The earliest indication on measurement of chances in game of dice appeared in 1477 in a commentary on Dante’s Divine Comedy. A treatise on gambling named liber de Ludo Alcae, by Geronimo Carden (1501-1576) was published posthumously in 1663 . In this treatise, he gives the number of favourable cases for each event when two dice are thrown.

Galileo (1564-1642) gave casual remarks concerning the correct evaluation of chance in a game of three dice. Galileo analysed that when three dice are thrown, the sum of the number that appear is more likely to be 10 than the sum 9 , because the number of cases favourable to 10 are more than the number of cases for the appearance of number 9.

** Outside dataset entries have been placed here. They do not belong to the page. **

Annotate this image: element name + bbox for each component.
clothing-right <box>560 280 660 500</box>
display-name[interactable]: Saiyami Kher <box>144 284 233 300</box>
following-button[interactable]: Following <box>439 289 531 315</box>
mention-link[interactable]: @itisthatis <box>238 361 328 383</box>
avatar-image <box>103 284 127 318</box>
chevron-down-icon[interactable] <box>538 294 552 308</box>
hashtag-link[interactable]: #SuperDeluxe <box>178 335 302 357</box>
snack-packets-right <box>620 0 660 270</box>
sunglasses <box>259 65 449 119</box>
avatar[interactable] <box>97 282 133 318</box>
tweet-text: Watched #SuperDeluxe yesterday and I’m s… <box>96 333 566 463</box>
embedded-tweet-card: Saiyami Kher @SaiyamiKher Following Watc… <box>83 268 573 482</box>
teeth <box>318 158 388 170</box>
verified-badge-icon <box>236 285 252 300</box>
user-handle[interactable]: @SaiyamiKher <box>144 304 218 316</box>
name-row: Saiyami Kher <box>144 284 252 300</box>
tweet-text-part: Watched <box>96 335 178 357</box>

Apart from these early contributions, it is generally acknowledged that the true origin of the science of probability lies in the correspondence between two great men of the seventeenth century, Pascal (1623-1662) and Pierre de Fermat (1601-1665). A French gambler, Chevalier de Metre asked Pascal to explain some seeming contradiction between his theoretical reasoning and the observation gathered from gambling. In a series of letters written around 1654, Pascal and Fermat laid the first foundation of science of probability. Pascal solved the problem in algebraic manner while Fermat used the method of combinations.

Great Dutch Scientist, Huygens (1629-1695), became acquainted with the content of the correspondence between Pascal and Fermat and published a first book on probability, “De Ratiociniis in Ludo Aleae” containing solution of many interesting rather than difficult problems on probability in games of chances.

The next great work on probability theory is by Jacob Bernoulli (1654-1705), in the form of a great book, “Ars Conjectendi” published posthumously in 1713 by his nephew, Nicholes Bernoulli. To him is due the discovery of one of the most important probability distribution known as Binomial distribution. The next remarkable work on probability lies in 1993. A. N. Kolmogorov (1903-1987) is credited with the axiomatic theory of probability. His book, ‘Foundations of probability’ published in 1933, introduces probability as a set function and is considered a ‘classic!’.